The premise of LOVE, a new play from Alexander Zeldin is this ‘It’s the run up to Christmas. In a city where over 50,000 households are living in temporary accommodation, three families find themselves without a home. A middle-aged man and his elderly mum, a young family with a baby on the way, a Syrian refugee and a newly arrived woman from Sudan. Strangers. Forced together. No space is personal’.
Set in a hostel run by an unknown local authority, the play is confronting, raw, intimate and thought provoking. The house lights are kept on during the entire performance, so the audience is drawn into the lives of families on stage. As the performance is an hour and 45 minutes, there’s no interval. This means there’s no chance for the audience to step outside and away from what is taking place on stage. A deliberate attempt to ensure the audience knows that for some of the families living in these conditions that their feelings of hopelessness are very real.
At times the play was humorous, as even in the bad times, families come together and find humour and light. The struggle to keep a family together in trying times is portrayed wonderfully by the actors, especially by Janet Etuk. One scene in particular is played with such an emotional intensity that it’s hard to watch, yet hard to look away from.

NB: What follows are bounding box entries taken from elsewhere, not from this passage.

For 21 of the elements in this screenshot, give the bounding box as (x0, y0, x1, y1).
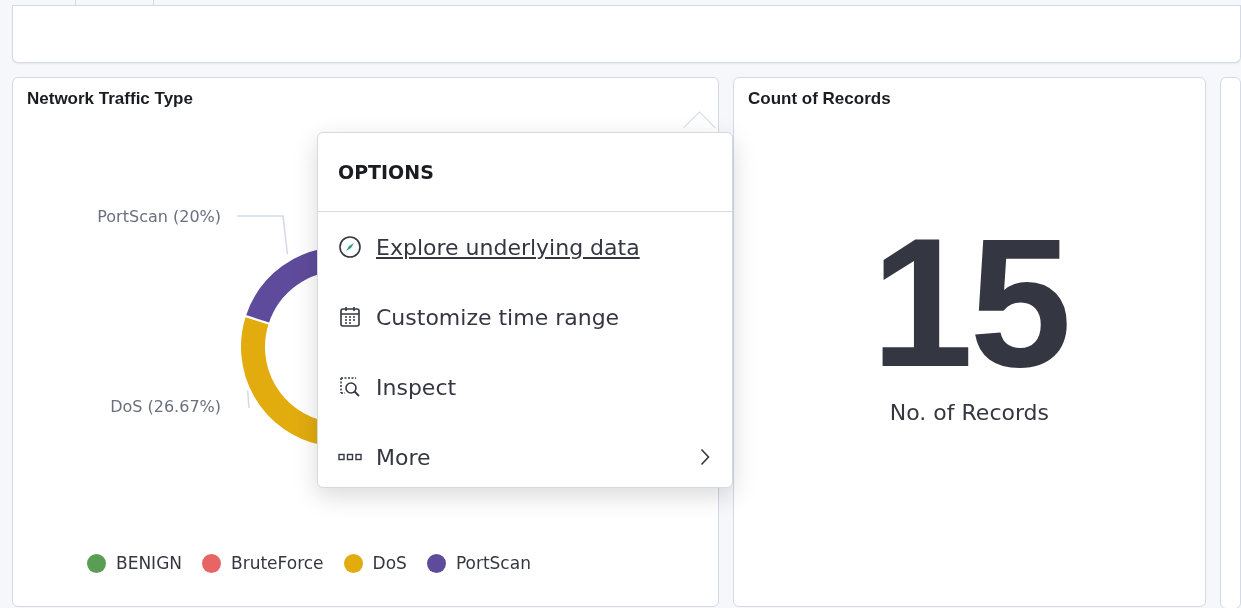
metric-caption: No. of Records (889, 400, 1050, 425)
legend-label[interactable]: DoS (372, 553, 407, 573)
inspect-icon (338, 375, 362, 399)
calendar-icon (338, 305, 362, 329)
leader-line (246, 389, 250, 409)
menu-item[interactable]: More (318, 422, 732, 492)
panel-title: Count of Records (747, 88, 892, 109)
legend-label[interactable]: BENIGN (116, 553, 183, 573)
menu-item[interactable]: Inspect (318, 352, 732, 422)
slice-label: DoS (26.67%) (110, 397, 221, 416)
leader-line (236, 215, 289, 256)
slice-label: PortScan (20%) (97, 207, 221, 226)
panel-title: Network Traffic Type (26, 88, 194, 109)
more-icon (338, 453, 362, 461)
menu-title: OPTIONS (338, 161, 434, 183)
metric-value: 15 (871, 210, 1068, 394)
legend-label[interactable]: BruteForce (231, 553, 324, 573)
menu-item[interactable]: Explore underlying data (318, 212, 732, 282)
compass-icon (338, 235, 362, 259)
menu-item[interactable]: Customize time range (318, 282, 732, 352)
legend-label[interactable]: PortScan (455, 553, 531, 573)
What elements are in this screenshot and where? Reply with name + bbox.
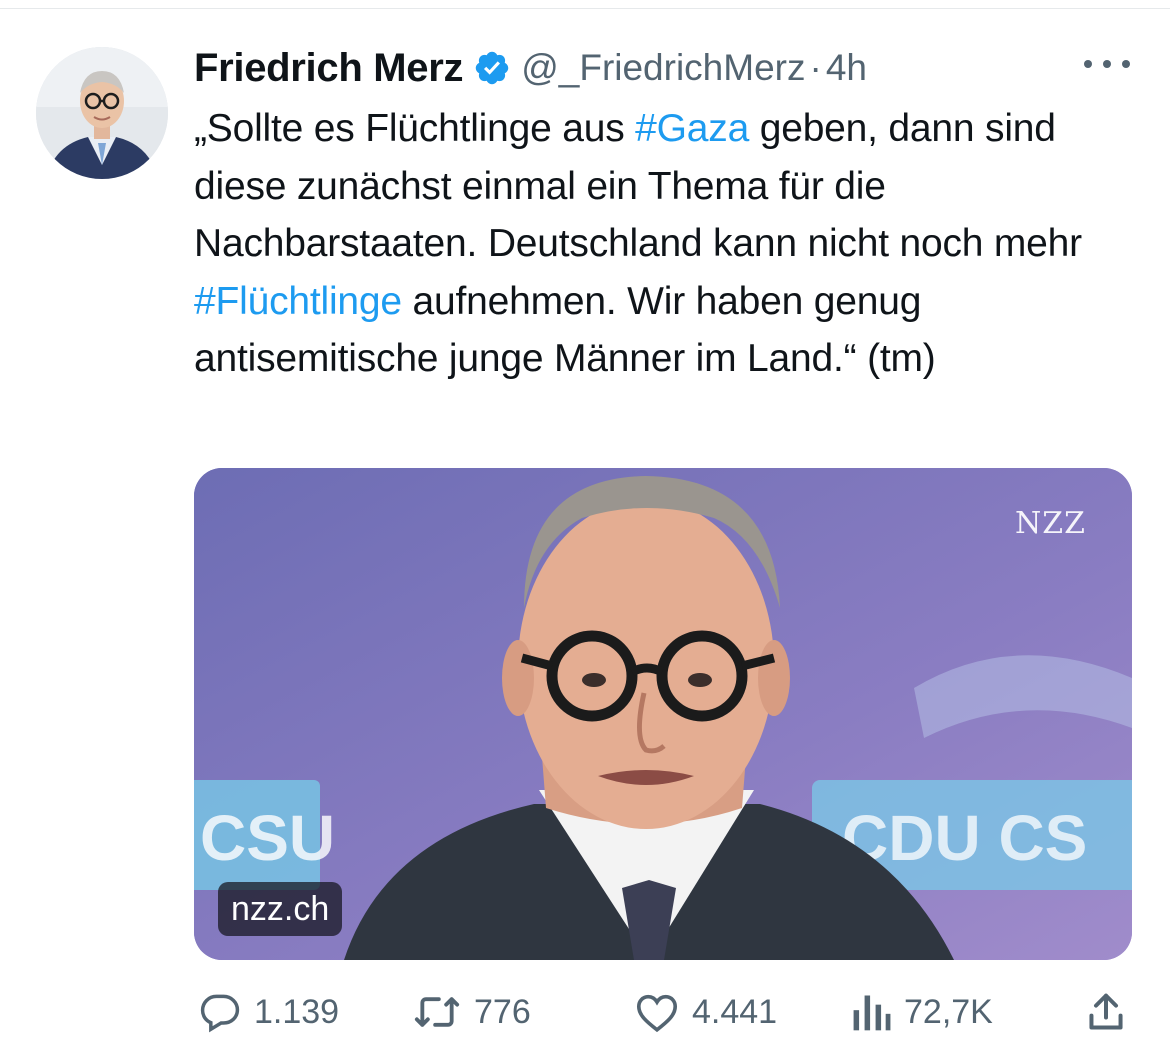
top-divider: [0, 8, 1170, 9]
hashtag-gaza[interactable]: #Gaza: [635, 107, 749, 150]
share-button[interactable]: [1086, 984, 1138, 1040]
share-icon: [1089, 993, 1123, 1030]
like-count: 4.441: [692, 992, 778, 1031]
hashtag-fluechtlinge[interactable]: #Flüchtlinge: [194, 280, 402, 323]
retweet-button[interactable]: 776: [412, 984, 531, 1040]
view-count: 72,7K: [904, 992, 993, 1031]
like-icon: [636, 994, 678, 1033]
separator: ·: [809, 47, 822, 88]
retweet-icon: [414, 997, 460, 1027]
like-button[interactable]: 4.441: [634, 984, 777, 1040]
display-name[interactable]: Friedrich Merz: [194, 46, 464, 91]
media-source-badge[interactable]: nzz.ch: [218, 882, 343, 936]
media-image[interactable]: CSU CDU CS NZZ nzz.ch: [194, 468, 1132, 960]
tweet-text-part: „Sollte es Flüchtlinge aus: [194, 107, 636, 150]
more-icon[interactable]: [1084, 56, 1130, 72]
reply-button[interactable]: 1.139: [198, 984, 339, 1040]
media-watermark: NZZ: [1015, 506, 1086, 541]
views-icon: [853, 995, 891, 1031]
verified-badge-icon[interactable]: [473, 49, 511, 87]
avatar[interactable]: [36, 47, 168, 179]
views-button[interactable]: 72,7K: [850, 984, 993, 1040]
tweet-actions: 1.139 776 4.441 72,7K: [194, 984, 1134, 1040]
reply-icon: [200, 994, 240, 1033]
tweet-text: „Sollte es Flüchtlinge aus #Gaza geben, …: [194, 100, 1144, 388]
timestamp[interactable]: 4h: [826, 47, 867, 89]
media-sign-left: CSU: [200, 802, 335, 874]
reply-count: 1.139: [254, 992, 340, 1031]
retweet-count: 776: [474, 992, 531, 1031]
tweet-header: Friedrich Merz @_FriedrichMerz · 4h: [194, 40, 867, 96]
handle[interactable]: @_FriedrichMerz: [521, 47, 805, 89]
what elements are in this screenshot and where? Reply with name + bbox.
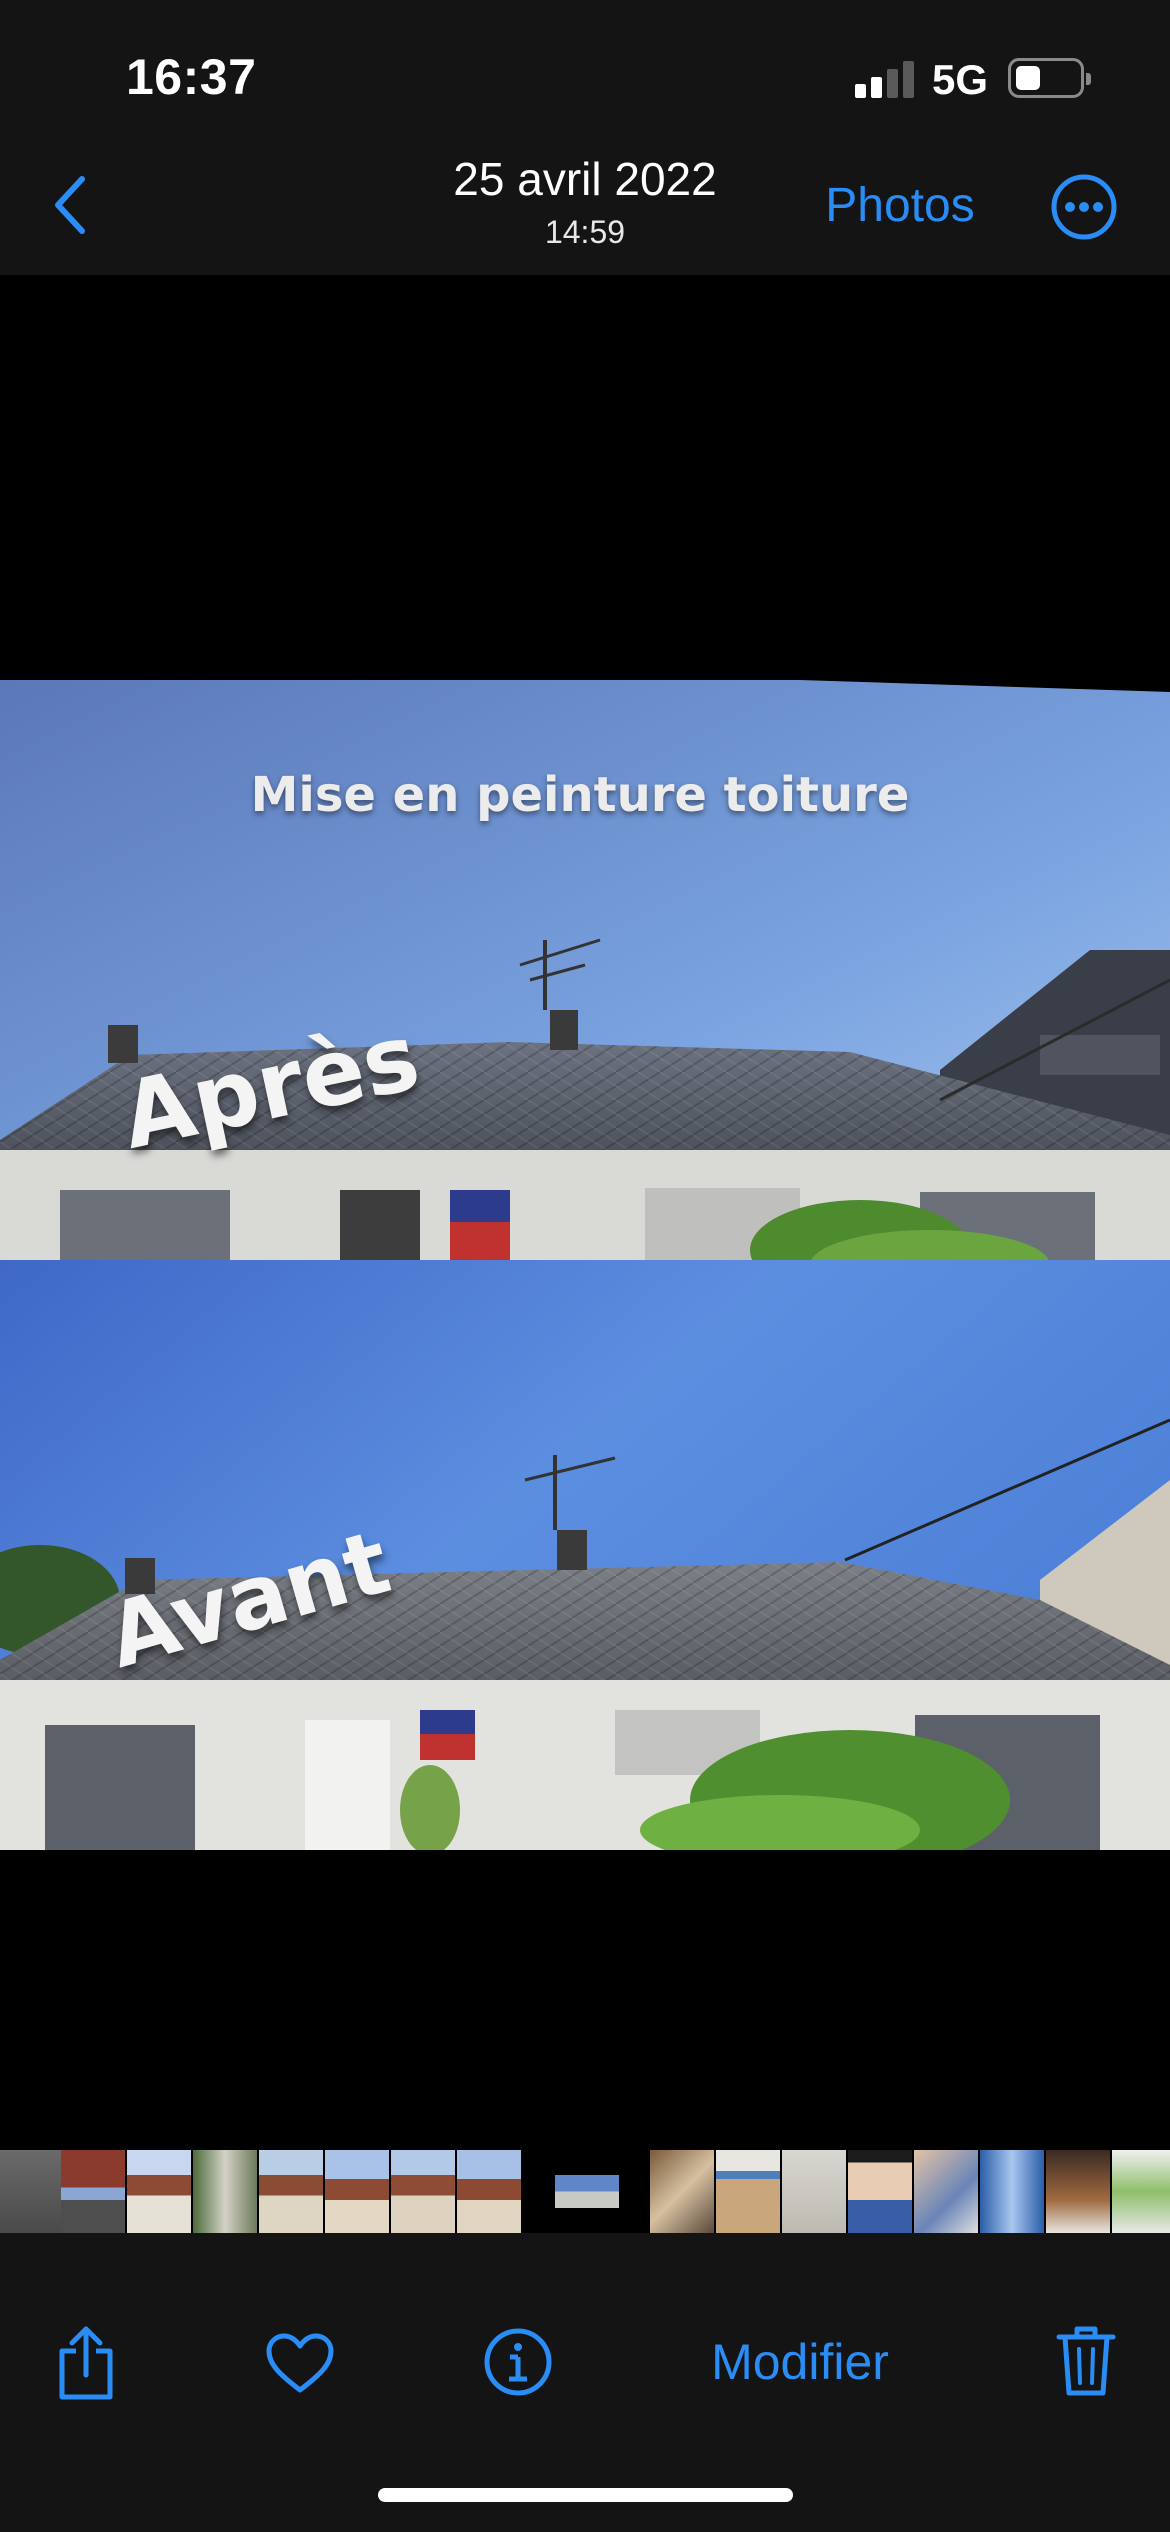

While I enjoyed LOVE and it was different from anything I’d seen before, I left the theatre feeling unsatisfied. There was no resolution. The audience is left wondering what’s next? What does the future hold for the families? It’s what is expected when you see a theatre production. Even if the ending ends in tragedy, you have a resolution. Maybe that’s what the writer intended. He wanted the audience to leave the theatre feeling the desperation and stigma that surrounds someone when they are caught up in the cycle of having to navigate through council politics and homelessness. As I said before, the play is thought provoking.
If you like your plays light, this isn’t the play for you. It’s dark at times and may leave you feeling uncomfortable. Which is like life. Life isn’t always sunshine and puppy dogs. Ultimately theatre and art is supposed to make you feel. It’s supposed to make you think differently. It’s supposed to make you question the way things are. LOVE achieves all these things.
LOVE plays in the Dorfman Theatre until 10 January and is produced in association with Birmingham Repertory Theatre where it will appear 26 Jan – 11 Feb 2017.